Das erste Mal wird eine Bratwurst in der Antike erwähnt. Für das 12. Jahrhundert ist eine Bratwurstbude in Regensburg überliefert. In Nürnberg wurde die erste Garküche, die Bratwürste anbot, im 14. Jahrhundert erwähnt. Das Nürnberger Satzungsbuch legt Anfang des 14. Jahrhunderts fest, dass nur Muskelfleisch von Schweinen für die Nürnberger Rostbratwurst verwendet werden darf.
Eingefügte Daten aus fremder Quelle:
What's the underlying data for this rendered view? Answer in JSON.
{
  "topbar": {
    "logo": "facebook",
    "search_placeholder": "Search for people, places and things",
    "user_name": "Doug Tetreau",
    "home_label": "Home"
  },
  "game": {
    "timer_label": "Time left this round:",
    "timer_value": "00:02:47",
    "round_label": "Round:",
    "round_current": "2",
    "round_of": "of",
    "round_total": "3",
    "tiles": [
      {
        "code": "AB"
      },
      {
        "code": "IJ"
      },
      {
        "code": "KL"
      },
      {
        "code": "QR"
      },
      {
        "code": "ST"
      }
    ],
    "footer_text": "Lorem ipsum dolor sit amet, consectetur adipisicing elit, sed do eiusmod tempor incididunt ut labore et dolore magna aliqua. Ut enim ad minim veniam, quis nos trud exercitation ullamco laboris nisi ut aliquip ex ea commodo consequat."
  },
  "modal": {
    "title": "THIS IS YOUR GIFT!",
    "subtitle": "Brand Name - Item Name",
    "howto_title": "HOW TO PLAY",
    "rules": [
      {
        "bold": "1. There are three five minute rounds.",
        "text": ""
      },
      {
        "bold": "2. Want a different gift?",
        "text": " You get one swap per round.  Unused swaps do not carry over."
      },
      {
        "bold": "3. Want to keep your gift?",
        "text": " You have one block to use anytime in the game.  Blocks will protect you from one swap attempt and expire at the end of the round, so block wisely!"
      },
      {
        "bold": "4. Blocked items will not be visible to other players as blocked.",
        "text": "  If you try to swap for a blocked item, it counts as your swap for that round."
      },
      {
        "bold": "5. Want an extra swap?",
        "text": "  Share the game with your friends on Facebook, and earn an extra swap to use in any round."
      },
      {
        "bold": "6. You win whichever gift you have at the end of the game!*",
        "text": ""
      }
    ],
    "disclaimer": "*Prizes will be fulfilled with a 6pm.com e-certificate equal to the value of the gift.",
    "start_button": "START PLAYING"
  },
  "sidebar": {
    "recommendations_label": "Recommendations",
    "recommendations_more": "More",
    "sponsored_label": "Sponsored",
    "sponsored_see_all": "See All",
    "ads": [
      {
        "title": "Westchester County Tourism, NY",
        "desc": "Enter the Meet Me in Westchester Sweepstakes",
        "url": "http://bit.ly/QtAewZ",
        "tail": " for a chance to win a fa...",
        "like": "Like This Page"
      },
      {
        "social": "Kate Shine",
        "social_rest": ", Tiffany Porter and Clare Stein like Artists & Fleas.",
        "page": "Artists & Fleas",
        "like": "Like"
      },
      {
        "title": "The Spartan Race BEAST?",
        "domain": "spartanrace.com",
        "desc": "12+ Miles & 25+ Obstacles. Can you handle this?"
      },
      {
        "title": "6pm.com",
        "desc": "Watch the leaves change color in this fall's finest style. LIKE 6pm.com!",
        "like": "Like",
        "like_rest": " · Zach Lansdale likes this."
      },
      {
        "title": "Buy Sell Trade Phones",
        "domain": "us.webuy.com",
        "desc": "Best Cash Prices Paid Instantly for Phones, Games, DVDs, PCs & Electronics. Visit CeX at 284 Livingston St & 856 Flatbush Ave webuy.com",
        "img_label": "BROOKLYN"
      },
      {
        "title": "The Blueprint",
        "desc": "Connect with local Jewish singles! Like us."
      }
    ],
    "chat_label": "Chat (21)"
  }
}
Die Thüringer Bratwurst im Mittelalter

Lange Zeit glaubte man, dass die erste urkundliche Erwähnung der Thüringer Rostbratwurst aus der frühen Neuzeit stammt. Doch im Jahr 2000 wurde ein urkundlicher Nachweis aus dem Spätmittelalter aufgefunden. Der Arnstädter Lokalhistoriker Peter Unger fand bei seinen Recherchen im Thüringer Staatsarchiv Rudolstadt in den Rechnungsbüchern des Arnstädter Jungfrauenklosters einen Eintrag vom 20. Januar 1404, welcher lautete: „1 gr vor darme czu bratwurstin“ – hochdeutsch: Ein Groschen für Därme für Bratwürste. Die Mönche verausgabten also einen Groschen für Därme (wohl Schweinedärme, denn Rinderdärme galten als ungeeignet) zur Herstellung von Bratwürsten.
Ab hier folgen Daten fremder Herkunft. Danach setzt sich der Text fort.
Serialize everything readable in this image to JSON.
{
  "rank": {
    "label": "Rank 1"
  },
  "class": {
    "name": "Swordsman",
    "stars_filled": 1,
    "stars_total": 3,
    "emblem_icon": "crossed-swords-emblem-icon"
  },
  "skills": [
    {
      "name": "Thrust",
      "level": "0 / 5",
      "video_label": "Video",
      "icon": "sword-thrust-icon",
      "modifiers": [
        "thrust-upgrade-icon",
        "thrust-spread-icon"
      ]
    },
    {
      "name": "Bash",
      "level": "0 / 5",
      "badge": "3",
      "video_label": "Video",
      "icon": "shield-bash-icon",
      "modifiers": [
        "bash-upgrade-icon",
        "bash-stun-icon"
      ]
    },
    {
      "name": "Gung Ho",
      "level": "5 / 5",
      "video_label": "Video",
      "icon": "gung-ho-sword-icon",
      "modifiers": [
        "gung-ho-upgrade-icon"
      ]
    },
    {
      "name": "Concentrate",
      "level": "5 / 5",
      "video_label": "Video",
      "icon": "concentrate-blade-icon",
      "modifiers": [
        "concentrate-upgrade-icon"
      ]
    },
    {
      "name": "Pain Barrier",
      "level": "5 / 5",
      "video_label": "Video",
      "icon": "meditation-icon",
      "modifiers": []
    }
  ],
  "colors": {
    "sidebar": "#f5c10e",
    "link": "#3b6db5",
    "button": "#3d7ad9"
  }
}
Dass es sich zweifellos um die erste, bisher aufgefundene gesicherte urkundliche Erwähnung von Thüringer Bratwürsten handelt, ist auch aufgrund der Tatsache unzweifelhaft, als das Arnstadt unstrittig zum Kernland des Thüringer Kulturraums gehört. Das muss deshalb erwähnt werden, weil es strittig ist, ob der südthüringer Raum (südlich des Rennsteigs) nicht eher überwiegend fränkischer Kulturraum ist.

Rostbratwurst, © Monsterkoi

Ähnlich verhält es sich mit dem Eichsfeld und dem Altenburger Land, die von einigen Volkskundlern nicht explizit dem Thüringer Kernkulturkreis zugerechnet werden, obgleich sie heute politisch dem Bundesland Thüringen angehörig sind und über enge historische Verflechtungen mit dem Kernland verfügen.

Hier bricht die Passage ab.